そんな走法もあってのことなのか。デビュー勝ちは新馬戦開始早々の6月2日・東京芝1600m戦。そこから新潟外回りの新潟2歳S(②着)、東京のいちょうS(①着)と使って今回である。

その過程で、デビュー当初のゲートの悪さを克服し、前回が道中4~5番手。そして今回、スタートではやや重心が後ろ気味だったとはいえ3番手を確保。同時に追われてフラつく面も徐々に薄れ、今回は追い比べからぐいっとひと伸び、しっかりした末脚を繰り出してきた。

今後へ向けての課題は折り合い、ということになるだろうか。前走、そして今回も、道中で少しばかり行きたがるところを我慢させる場面が見られた。これが2000m、2400mになっても、同じように我慢し続けられるかがカギになりそうだ。

また、中山など小回りコースは走りを見る限り不向きに思えるが、ゲートさえ互角に出ればスピードには乗っていけるため、前々でうまくさばければこなす可能性はあるだろう。

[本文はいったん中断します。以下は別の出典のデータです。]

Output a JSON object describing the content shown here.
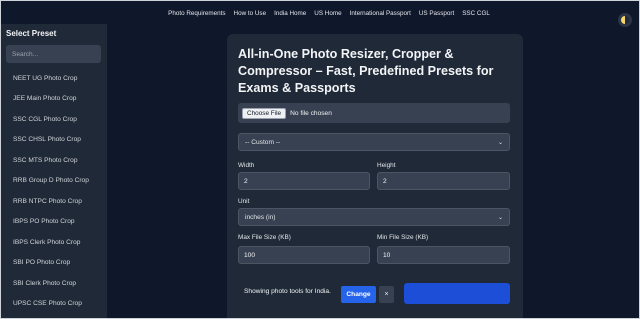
{
  "nav": {
    "links": [
      "Photo Requirements",
      "How to Use",
      "India Home",
      "US Home",
      "International Passport",
      "US Passport",
      "SSC CGL"
    ]
  },
  "sidebar": {
    "title": "Select Preset",
    "search_placeholder": "Search...",
    "items": [
      "NEET UG Photo Crop",
      "JEE Main Photo Crop",
      "SSC CGL Photo Crop",
      "SSC CHSL Photo Crop",
      "SSC MTS Photo Crop",
      "RRB Group D Photo Crop",
      "RRB NTPC Photo Crop",
      "IBPS PO Photo Crop",
      "IBPS Clerk Photo Crop",
      "SBI PO Photo Crop",
      "SBI Clerk Photo Crop",
      "UPSC CSE Photo Crop"
    ]
  },
  "main": {
    "title": "All-in-One Photo Resizer, Cropper & Compressor – Fast, Predefined Presets for Exams & Passports",
    "file_button": "Choose File",
    "file_status": "No file chosen",
    "preset_select": "-- Custom --",
    "width_label": "Width",
    "width_value": "2",
    "height_label": "Height",
    "height_value": "2",
    "unit_label": "Unit",
    "unit_value": "inches (in)",
    "max_size_label": "Max File Size (KB)",
    "max_size_value": "100",
    "min_size_label": "Min File Size (KB)",
    "min_size_value": "10"
  },
  "toast": {
    "text": "Showing photo tools for India.",
    "change_label": "Change",
    "close_label": "×"
  }
}
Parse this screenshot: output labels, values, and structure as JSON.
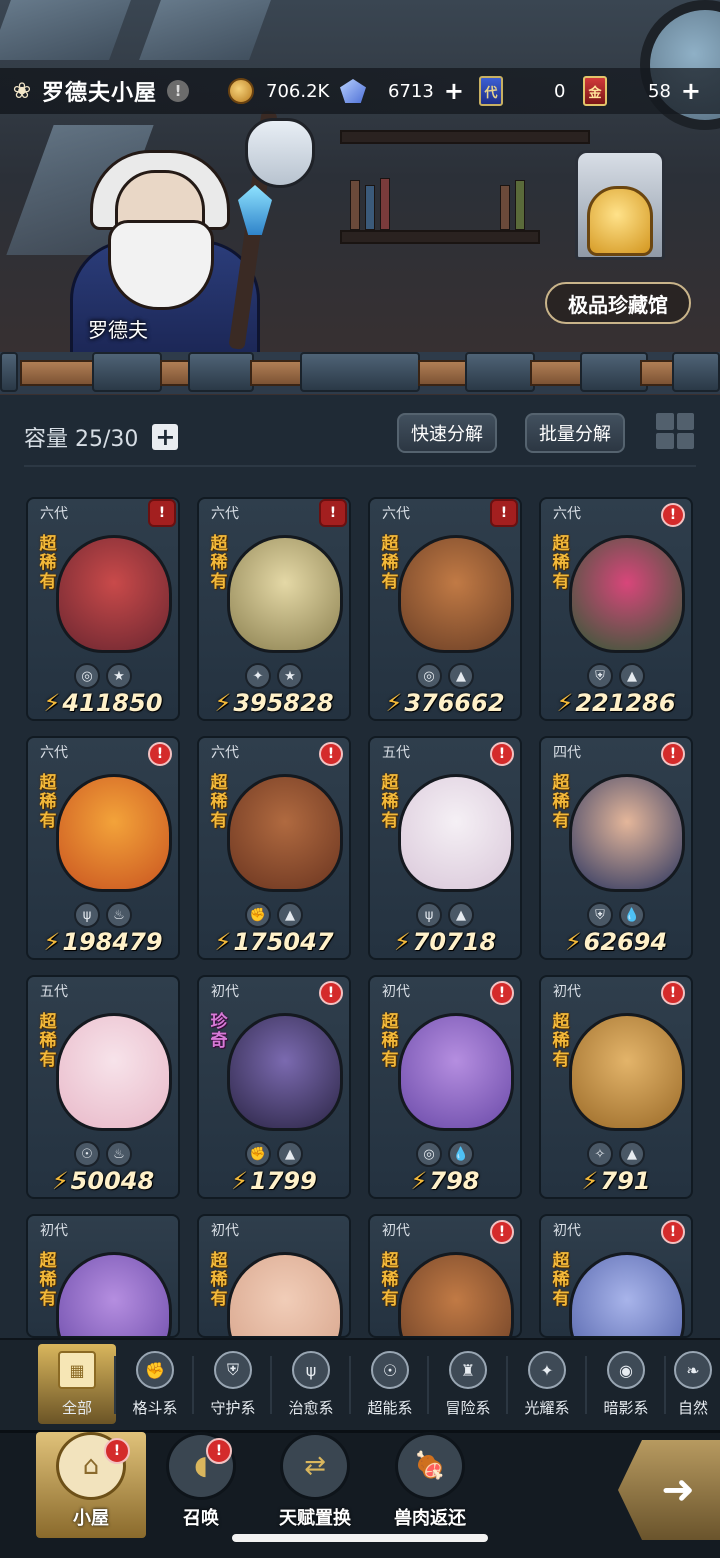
{
  "header": {
    "title": "罗德夫小屋",
    "info_icon": "info-icon"
  },
  "resources": {
    "gold": {
      "value": "706.2K",
      "icon": "gold-coin-icon"
    },
    "crystal": {
      "value": "6713",
      "icon": "crystal-icon"
    },
    "blue_ticket": {
      "value": "0",
      "icon": "blue-ticket-icon",
      "glyph": "代"
    },
    "red_ticket": {
      "value": "58",
      "icon": "red-ticket-icon",
      "glyph": "金"
    }
  },
  "scene": {
    "npc_name": "罗德夫",
    "vault_button": "极品珍藏馆"
  },
  "bag": {
    "capacity_label": "容量 25/30",
    "quick_decompose": "快速分解",
    "batch_decompose": "批量分解"
  },
  "cards": [
    {
      "gen": "六代",
      "rarity": "超稀有",
      "power": "411850",
      "alert": "boxed",
      "types": [
        "◎",
        "★"
      ],
      "art": [
        "#6a2630",
        "#c94a4a"
      ]
    },
    {
      "gen": "六代",
      "rarity": "超稀有",
      "power": "395828",
      "alert": "boxed",
      "types": [
        "✦",
        "★"
      ],
      "art": [
        "#8b8050",
        "#e4d8a6"
      ]
    },
    {
      "gen": "六代",
      "rarity": "超稀有",
      "power": "376662",
      "alert": "boxed",
      "types": [
        "◎",
        "▲"
      ],
      "art": [
        "#6b3f26",
        "#c17a45"
      ]
    },
    {
      "gen": "六代",
      "rarity": "超稀有",
      "power": "221286",
      "alert": "round",
      "types": [
        "⛨",
        "▲"
      ],
      "art": [
        "#2f5a35",
        "#d8467a"
      ]
    },
    {
      "gen": "六代",
      "rarity": "超稀有",
      "power": "198479",
      "alert": "round",
      "types": [
        "ψ",
        "♨"
      ],
      "art": [
        "#c95420",
        "#f3a33a"
      ]
    },
    {
      "gen": "六代",
      "rarity": "超稀有",
      "power": "175047",
      "alert": "round",
      "types": [
        "✊",
        "▲"
      ],
      "art": [
        "#6b3520",
        "#b06a40"
      ]
    },
    {
      "gen": "五代",
      "rarity": "超稀有",
      "power": "70718",
      "alert": "round",
      "types": [
        "ψ",
        "▲"
      ],
      "art": [
        "#d9c7d9",
        "#f5f0f5"
      ]
    },
    {
      "gen": "四代",
      "rarity": "超稀有",
      "power": "62694",
      "alert": "round",
      "types": [
        "⛨",
        "💧"
      ],
      "art": [
        "#2a3560",
        "#e4b69a"
      ]
    },
    {
      "gen": "五代",
      "rarity": "超稀有",
      "power": "50048",
      "alert": "none",
      "types": [
        "☉",
        "♨"
      ],
      "art": [
        "#e8b8c8",
        "#f7e3ea"
      ]
    },
    {
      "gen": "初代",
      "rarity": "珍奇",
      "power": "1799",
      "alert": "round",
      "types": [
        "✊",
        "▲"
      ],
      "art": [
        "#2b2545",
        "#7b6ab0"
      ]
    },
    {
      "gen": "初代",
      "rarity": "超稀有",
      "power": "798",
      "alert": "round",
      "types": [
        "◎",
        "💧"
      ],
      "art": [
        "#6a4aa8",
        "#b58ee0"
      ]
    },
    {
      "gen": "初代",
      "rarity": "超稀有",
      "power": "791",
      "alert": "round",
      "types": [
        "✧",
        "▲"
      ],
      "art": [
        "#9a6a28",
        "#e3b46a"
      ]
    },
    {
      "gen": "初代",
      "rarity": "超稀有",
      "power": "",
      "alert": "none",
      "types": [],
      "art": [
        "#6a4aa8",
        "#b58ee0"
      ]
    },
    {
      "gen": "初代",
      "rarity": "超稀有",
      "power": "",
      "alert": "none",
      "types": [],
      "art": [
        "#d6a38a",
        "#f1cdb8"
      ]
    },
    {
      "gen": "初代",
      "rarity": "超稀有",
      "power": "",
      "alert": "round",
      "types": [],
      "art": [
        "#6b3f26",
        "#c17a45"
      ]
    },
    {
      "gen": "初代",
      "rarity": "超稀有",
      "power": "",
      "alert": "round",
      "types": [],
      "art": [
        "#5060a8",
        "#a8b4ea"
      ]
    }
  ],
  "categories": [
    {
      "label": "全部",
      "icon": "all-category-icon",
      "glyph": "▦",
      "active": true
    },
    {
      "label": "格斗系",
      "icon": "fighting-fist-icon",
      "glyph": "✊",
      "active": false
    },
    {
      "label": "守护系",
      "icon": "guardian-shield-icon",
      "glyph": "⛨",
      "active": false
    },
    {
      "label": "治愈系",
      "icon": "healing-sprout-icon",
      "glyph": "ψ",
      "active": false
    },
    {
      "label": "超能系",
      "icon": "psychic-alien-icon",
      "glyph": "☉",
      "active": false
    },
    {
      "label": "冒险系",
      "icon": "adventure-tower-icon",
      "glyph": "♜",
      "active": false
    },
    {
      "label": "光耀系",
      "icon": "radiance-star-icon",
      "glyph": "✦",
      "active": false
    },
    {
      "label": "暗影系",
      "icon": "shadow-eye-icon",
      "glyph": "◉",
      "active": false
    },
    {
      "label": "自然",
      "icon": "nature-leaf-icon",
      "glyph": "❧",
      "active": false
    }
  ],
  "nav": [
    {
      "label": "小屋",
      "icon": "cabin-icon",
      "glyph": "⌂",
      "alert": true,
      "active": true
    },
    {
      "label": "召唤",
      "icon": "summon-egg-icon",
      "glyph": "◖",
      "alert": true,
      "active": false
    },
    {
      "label": "天赋置换",
      "icon": "talent-swap-icon",
      "glyph": "⇄",
      "alert": false,
      "active": false
    },
    {
      "label": "兽肉返还",
      "icon": "meat-return-icon",
      "glyph": "🍖",
      "alert": false,
      "active": false
    }
  ],
  "go_button": "➜",
  "alert_glyph": "!"
}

続く②着には、先日の道営記念で今シーズンの開催に幕を下ろしたホッカイドウ競馬・田部和則厩舎所属プレイアンドリアル(今後は川崎・河津裕昭厩舎へ転厩予定とのこと)。

前走の盛岡・ジュニアGPは芝1600mで1分39秒3だったが、今回は事実上大幅に時計を詰めて、東京芝1800m2歳レコード・1分45秒9の②着である。

同じ田部和則厩舎で、馬主の岡田繁幸氏繋がりといえばコスモバルク(当時の馬主は岡田美佐子氏)。そのコスモバルクレコード勝ちを飾った東京芝1800m・百日草特別は1分47秒9。

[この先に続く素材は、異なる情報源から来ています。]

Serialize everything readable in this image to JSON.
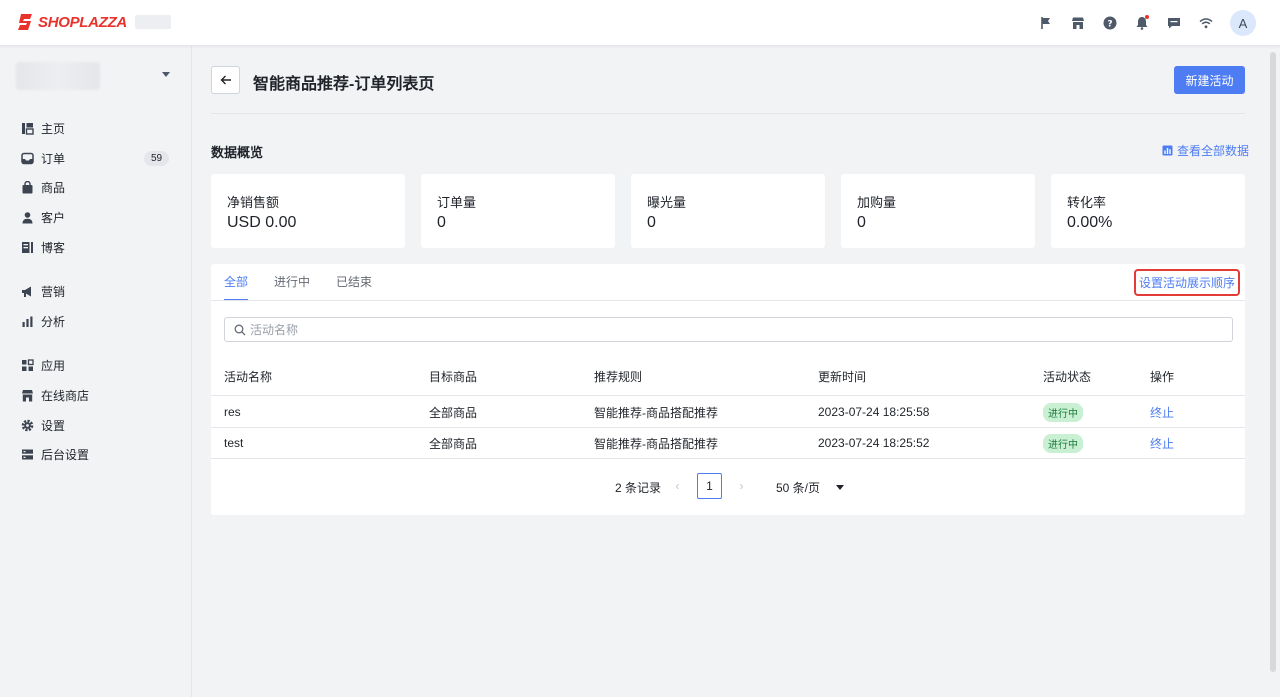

この馬よりプレイアンドリアルは2秒前にいる、と単純には言えないものの、いきなりの高速決着でこれだけの走りを見せ、最後は勝ち馬を差し返そうかという根性まで見せたのだから、コスモバルク同様に将来へ向けて楽しみが広がったのは確かだ。

そして③着は出遅れたクラリティシチー。前走・いちょうSは伸びあぐねるような態勢から、ゴール前でもうひと伸びしたあたりは目を引いた。今回も③着とはいえ、1番人気のサトノアラジンを突き放し、上がりはメンバー中最速の33秒3。末脚は確かな馬だけに、まずはゲート難克服が最優先課題になりそうだ。